Dün geceki beraberlikten sonra artık Süper Lig'de puan
kaybetmeyen hiçbir takım kalmadı. Daha önceki 3 maçta bol gol ve
gol pozisyonu bulan Galatasaray'dan Antalyaspor karşısında eser
yoktu. Üstelik yine sezon başından beri yedikleri gollere
bakıyoruz, hep yan top... Dün gece de yine bir yan toptan gol
yiyip, iki puan kaybettiler.
Aslında maça baktığımızda kısır bir mücadele oldu. Galatasaray'ın
attığı gol dışında pozisyonu yok. Herhalde yediği gole de pozisyon
demezsek verdiği pozisyon bile yok. İlk devre Galatasaray diğer
maçların aksine, saldırmadan ileride pres yapmadan, kontrollü
başladı. Tipik İtalyan takımlarının oynadığı gibi iyi kapanmaya
çalıştılar, alan daralttılar ama bir şeyi eksik yaptılar. Topa
sahip olamadılar, ileride top tutamadılar. Tam işler sıkıntılı hale
girmişti ki ortaya Belhanda, Rodrigues ve Gomis üçlüsü çıkıverdi.
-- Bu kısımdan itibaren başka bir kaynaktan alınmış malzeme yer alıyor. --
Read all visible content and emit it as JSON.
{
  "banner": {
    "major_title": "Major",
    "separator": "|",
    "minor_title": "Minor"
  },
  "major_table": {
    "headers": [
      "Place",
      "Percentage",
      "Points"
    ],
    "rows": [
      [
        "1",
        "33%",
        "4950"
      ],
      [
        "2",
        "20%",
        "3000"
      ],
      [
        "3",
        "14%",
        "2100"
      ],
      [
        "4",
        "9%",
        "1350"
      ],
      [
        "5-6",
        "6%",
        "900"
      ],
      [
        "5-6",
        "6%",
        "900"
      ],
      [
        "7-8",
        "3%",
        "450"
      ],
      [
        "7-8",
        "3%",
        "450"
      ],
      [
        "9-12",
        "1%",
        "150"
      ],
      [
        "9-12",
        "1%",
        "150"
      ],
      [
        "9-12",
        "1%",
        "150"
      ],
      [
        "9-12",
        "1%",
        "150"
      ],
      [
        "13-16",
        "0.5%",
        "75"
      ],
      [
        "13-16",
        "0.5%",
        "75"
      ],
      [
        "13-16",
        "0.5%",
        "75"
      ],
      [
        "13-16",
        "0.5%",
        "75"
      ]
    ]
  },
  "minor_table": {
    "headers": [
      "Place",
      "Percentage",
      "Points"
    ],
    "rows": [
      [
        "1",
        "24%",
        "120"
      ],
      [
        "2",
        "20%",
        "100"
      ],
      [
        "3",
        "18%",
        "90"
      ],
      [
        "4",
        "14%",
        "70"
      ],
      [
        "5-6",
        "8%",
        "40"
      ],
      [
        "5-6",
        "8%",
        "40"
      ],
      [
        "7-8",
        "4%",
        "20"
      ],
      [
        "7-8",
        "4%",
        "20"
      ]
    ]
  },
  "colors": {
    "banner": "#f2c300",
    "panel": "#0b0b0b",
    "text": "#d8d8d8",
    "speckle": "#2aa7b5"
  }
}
İşte bu üç ayaktan ancak kaliteli olanların yapabileceği tipte bir
gol geldi. Rodrigues çok çabuk bir şekilde sağdan defansın arkasına
sarktı, Belhanda onun önüne çok iyi yuvarladı, Gomis de daha önce
attığı gollere benzer bir şekilde sağdan gelen topa ayak içiyle
dokunuverdi. Herhalde Gomis'in en rahat attığı, adeta bir meleke
haline gelmiş gol tipi dün geceki attığı gol... Sağ ayak içini
şartlar ne olursa olsun çok iyi kullanıyor. Baskıda da olsa, açısı
dar da olsa mutlaka boşluğu bulup, golü yapıyor. Bu golden sonra
sıcağın da etkisiyle tempo çok düştü. İkinci yarı Galatasaray bütün
inisiyatifi rakibine kaptırdı. Özellikle son 15 dakika manasız bir
şekilde geriye yaslandı ve futbolun ilahi adaleti Galatasaray'ı
cezalandırıverdi. Antalyaspor korneri hızlı kullandı ve Eto'o
markajsız bir şekilde 3 metreden topu kafayla ağlara yolladı.
Aslında baktığımızda da maçın hakkı beraberlikti. Sahada en önemli
yıldızlardan biri hakem Halis Özkahya'ydı. Zor bir maç olmasa da
kusursuza yakın bir yönetim gösterdi.